By that time the pharmacy was closed, so when I called back the next morning I got the details of the shipment. They insisted it had been signed for at the clinic and gave me the exact time and date of delivery.

I called the clinic back. I think it took about a day before they finally said that yes, they had received the box. The person who signed for it remembered it. So did several staff members. But they couldn’t find it, and they’d looked everywhere. They said they’d call the mail-order pharmacy back and pay for a replacement shipment. (This is stuff no local pharmacy carries.)

The mail order pharmacy said that Medicare rules did not allow them to send out a replacement shipment – never mind that it was the clinic, not me, that verified I had never received the sets that are essential to my life, or that the clinic was willing to pay for the replacement shipment.

The clinic combed the offices of the doctors that treat diabetes, and managed to come up with a few sets to tide me over.
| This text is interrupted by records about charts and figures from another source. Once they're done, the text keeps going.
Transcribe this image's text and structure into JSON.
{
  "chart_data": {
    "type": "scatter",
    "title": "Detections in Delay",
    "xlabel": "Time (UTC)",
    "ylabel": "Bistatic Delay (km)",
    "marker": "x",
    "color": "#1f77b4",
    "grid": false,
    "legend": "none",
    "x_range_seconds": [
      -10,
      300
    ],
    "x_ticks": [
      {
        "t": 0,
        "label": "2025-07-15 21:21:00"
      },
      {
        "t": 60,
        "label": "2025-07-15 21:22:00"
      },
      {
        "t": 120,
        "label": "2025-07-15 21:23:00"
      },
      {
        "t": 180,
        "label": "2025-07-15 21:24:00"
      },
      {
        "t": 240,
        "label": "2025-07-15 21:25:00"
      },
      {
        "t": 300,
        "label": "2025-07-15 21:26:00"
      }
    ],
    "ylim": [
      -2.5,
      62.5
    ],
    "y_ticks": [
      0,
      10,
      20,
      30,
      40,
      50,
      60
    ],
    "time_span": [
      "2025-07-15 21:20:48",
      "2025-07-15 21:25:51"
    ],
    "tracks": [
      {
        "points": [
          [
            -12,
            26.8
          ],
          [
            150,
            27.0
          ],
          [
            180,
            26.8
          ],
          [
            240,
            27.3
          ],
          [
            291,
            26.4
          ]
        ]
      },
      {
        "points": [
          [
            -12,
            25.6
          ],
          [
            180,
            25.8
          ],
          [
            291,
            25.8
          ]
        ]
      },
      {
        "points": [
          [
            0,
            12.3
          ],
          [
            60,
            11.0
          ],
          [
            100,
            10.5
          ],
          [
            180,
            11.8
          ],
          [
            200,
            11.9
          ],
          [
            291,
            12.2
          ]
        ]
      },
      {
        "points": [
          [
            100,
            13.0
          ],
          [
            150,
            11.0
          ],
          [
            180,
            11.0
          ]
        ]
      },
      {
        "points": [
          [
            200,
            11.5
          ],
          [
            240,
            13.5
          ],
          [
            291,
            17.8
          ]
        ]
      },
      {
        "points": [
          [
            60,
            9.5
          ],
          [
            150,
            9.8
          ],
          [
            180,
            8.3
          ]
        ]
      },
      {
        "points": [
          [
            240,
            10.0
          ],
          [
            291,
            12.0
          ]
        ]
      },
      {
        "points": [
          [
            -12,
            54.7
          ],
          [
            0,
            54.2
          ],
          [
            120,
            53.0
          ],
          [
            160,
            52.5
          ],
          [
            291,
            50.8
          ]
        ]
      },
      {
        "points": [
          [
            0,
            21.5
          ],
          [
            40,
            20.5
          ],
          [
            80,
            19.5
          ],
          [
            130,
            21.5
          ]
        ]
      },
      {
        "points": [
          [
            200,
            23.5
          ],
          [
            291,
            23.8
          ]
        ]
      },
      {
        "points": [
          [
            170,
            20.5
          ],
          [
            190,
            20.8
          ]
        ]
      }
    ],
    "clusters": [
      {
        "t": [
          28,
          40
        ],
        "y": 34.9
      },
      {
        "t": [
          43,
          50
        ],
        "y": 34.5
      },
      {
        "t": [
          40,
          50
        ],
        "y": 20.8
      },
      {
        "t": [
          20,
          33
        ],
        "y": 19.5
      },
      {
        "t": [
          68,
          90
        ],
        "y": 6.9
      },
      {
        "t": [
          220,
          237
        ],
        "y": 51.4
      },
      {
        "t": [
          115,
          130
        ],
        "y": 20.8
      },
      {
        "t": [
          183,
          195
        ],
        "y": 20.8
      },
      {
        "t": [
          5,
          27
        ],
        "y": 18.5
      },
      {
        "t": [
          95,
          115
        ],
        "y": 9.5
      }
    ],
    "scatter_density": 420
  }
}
They also called the pump (and set) manufacturer. The manufacturer FedExed me a few more sets. Finally, Thursday, the clinic called and said they had the sets from the manufacturer, and I picked them up yesterday.

I realize that Medicare does have a huge fraud problem. But in this case the clinic was offering to pay for the lost shipment, so what kind of fraud did they think was involved? It’s not as if the sets were valuable to anyone else, but they are life or death to me.